• Chipotle, the famous Mexican Grill, now requires 10% of its executives' compensation to be linked to the completion of its annual diversity and environmental sustainability goals.
  • Laurie Schalow, its corporate affairs chief, and food safety officer, explains that this initiative is to respond to investor feedback.
  • McDonald's and Starbucks also set their targets to uphold a more inclusive and environment-friendly working environment.

The famous Mexican Grill, Chipotle, said Thursday that the compensation of its executives is now linked to accomplishing the company's goals on diversity and environmental sustainability. 10% of the annual incentives of their executives are tied to the steps taken toward achieving its annual organizational goals.

One of those targets set by the company is to increase the pounds of organic, local or regeneratively grown or raised food from the previous year. Chipotle, last year alone, hit 31 million pounds of local produce and is aiming to raise it to 37 million pounds by the end of 2021.

The chain is also planning to publish its carbon footprint at the year-end, including all indirect emissions along its value chain, faster than its prior expected publication date of 2025. 

"It’s very important for us to be transparent and to be held accountable. We can say a lot of words, but we want to make sure that we have the actions to back it up,” said Laurie Schalow, the corporate affairs chief and food safety officer, who leads sustainability and environmental, social, and governance (ESG) reporting.

Chipotle also seeks to uphold both racial and gender pay equity. They continue to do so by promoting more women and people of color above the restaurant level. Online courses that teach corporate soft skills are also provided at the company's training academy to help all employees of different backgrounds to climb the corporate ladder. 

The taco chain is not the first in the fast-food industry to implement these new changes in their business framework.  Starbucks last year pledged to have 30% of its corporate workforce identify as a minority by 2025. This initiative comes from their commitment to diversity, which includes mentorship and outreach programs in partnership with United Way, an international network of local nonprofit fundraising organizations. More importantly, the coffee chain also linked executive compensation to inclusivity and diversity like that of Chipotle. 

On the other hand,  McDonald's in February has announced its targets in 2025 to include historically underrepresented groups as at least 35% of its senior-director and higher leadership roles.

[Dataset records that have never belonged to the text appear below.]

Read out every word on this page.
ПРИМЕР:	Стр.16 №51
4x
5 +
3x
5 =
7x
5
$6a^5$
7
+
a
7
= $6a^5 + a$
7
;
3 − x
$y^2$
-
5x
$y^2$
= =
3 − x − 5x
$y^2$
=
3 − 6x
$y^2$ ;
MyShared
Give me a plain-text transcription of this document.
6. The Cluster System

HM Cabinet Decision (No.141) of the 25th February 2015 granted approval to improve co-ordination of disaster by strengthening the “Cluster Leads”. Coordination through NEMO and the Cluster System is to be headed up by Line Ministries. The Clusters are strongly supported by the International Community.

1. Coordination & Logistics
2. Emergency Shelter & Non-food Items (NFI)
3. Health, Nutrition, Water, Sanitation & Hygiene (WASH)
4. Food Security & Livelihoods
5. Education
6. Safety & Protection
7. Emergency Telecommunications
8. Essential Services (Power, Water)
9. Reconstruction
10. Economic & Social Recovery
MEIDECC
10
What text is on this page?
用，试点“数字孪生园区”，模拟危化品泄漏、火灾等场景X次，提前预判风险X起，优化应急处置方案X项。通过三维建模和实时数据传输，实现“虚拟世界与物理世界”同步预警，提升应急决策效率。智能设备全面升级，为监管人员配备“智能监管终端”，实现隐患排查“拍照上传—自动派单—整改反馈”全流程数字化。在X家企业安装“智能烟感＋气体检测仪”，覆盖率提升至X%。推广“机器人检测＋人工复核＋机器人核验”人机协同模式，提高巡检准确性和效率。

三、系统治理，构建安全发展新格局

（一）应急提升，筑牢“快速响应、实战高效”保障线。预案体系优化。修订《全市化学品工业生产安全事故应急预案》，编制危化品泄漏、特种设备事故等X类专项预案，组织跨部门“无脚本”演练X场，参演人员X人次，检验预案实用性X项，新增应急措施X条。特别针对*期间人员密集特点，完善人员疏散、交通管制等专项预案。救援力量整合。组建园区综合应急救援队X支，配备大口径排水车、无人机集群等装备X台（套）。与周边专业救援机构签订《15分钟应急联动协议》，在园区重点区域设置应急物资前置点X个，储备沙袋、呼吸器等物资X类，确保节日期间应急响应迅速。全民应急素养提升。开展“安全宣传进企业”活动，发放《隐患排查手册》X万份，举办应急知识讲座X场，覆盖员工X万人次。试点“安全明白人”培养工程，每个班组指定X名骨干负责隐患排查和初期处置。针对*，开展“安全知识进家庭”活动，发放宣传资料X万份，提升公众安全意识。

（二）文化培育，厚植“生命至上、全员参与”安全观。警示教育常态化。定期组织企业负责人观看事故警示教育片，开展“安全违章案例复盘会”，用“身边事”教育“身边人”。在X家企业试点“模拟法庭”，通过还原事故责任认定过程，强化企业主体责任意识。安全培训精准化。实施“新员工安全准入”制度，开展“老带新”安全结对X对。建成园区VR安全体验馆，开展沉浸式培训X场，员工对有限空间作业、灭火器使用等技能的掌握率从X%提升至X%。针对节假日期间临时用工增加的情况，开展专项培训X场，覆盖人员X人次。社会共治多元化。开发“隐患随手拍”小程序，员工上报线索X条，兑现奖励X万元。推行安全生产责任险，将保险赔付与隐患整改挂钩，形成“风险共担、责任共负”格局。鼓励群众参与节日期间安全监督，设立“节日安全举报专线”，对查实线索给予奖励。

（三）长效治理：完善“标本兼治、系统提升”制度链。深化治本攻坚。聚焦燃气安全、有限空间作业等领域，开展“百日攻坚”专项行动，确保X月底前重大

The company also aims to push women's representation in its top ranks to at least 45%, a massive 8% increase from 2020. For its compensation, the bonuses of its executives will be based on human-capital metrics starting this 2021.

All of these efforts towards sustainability and inclusion are very much urged by individual investors and large asset managers like BlackRock that have continued to choose stocks with strong plans for environmental, social and corporate leadership changes. 

“I think the increased focus on performance around ESG and investor feedback was definitely behind our decision to go public with this,” Schalow supported.

This humane characteristic of companies has become increasingly attractive throughout the years hence, the shares of various sustainable brands, specifically Chipotle, have soared 91% in the last 12 months. The chain has been enjoying a market value of $39.6 billion.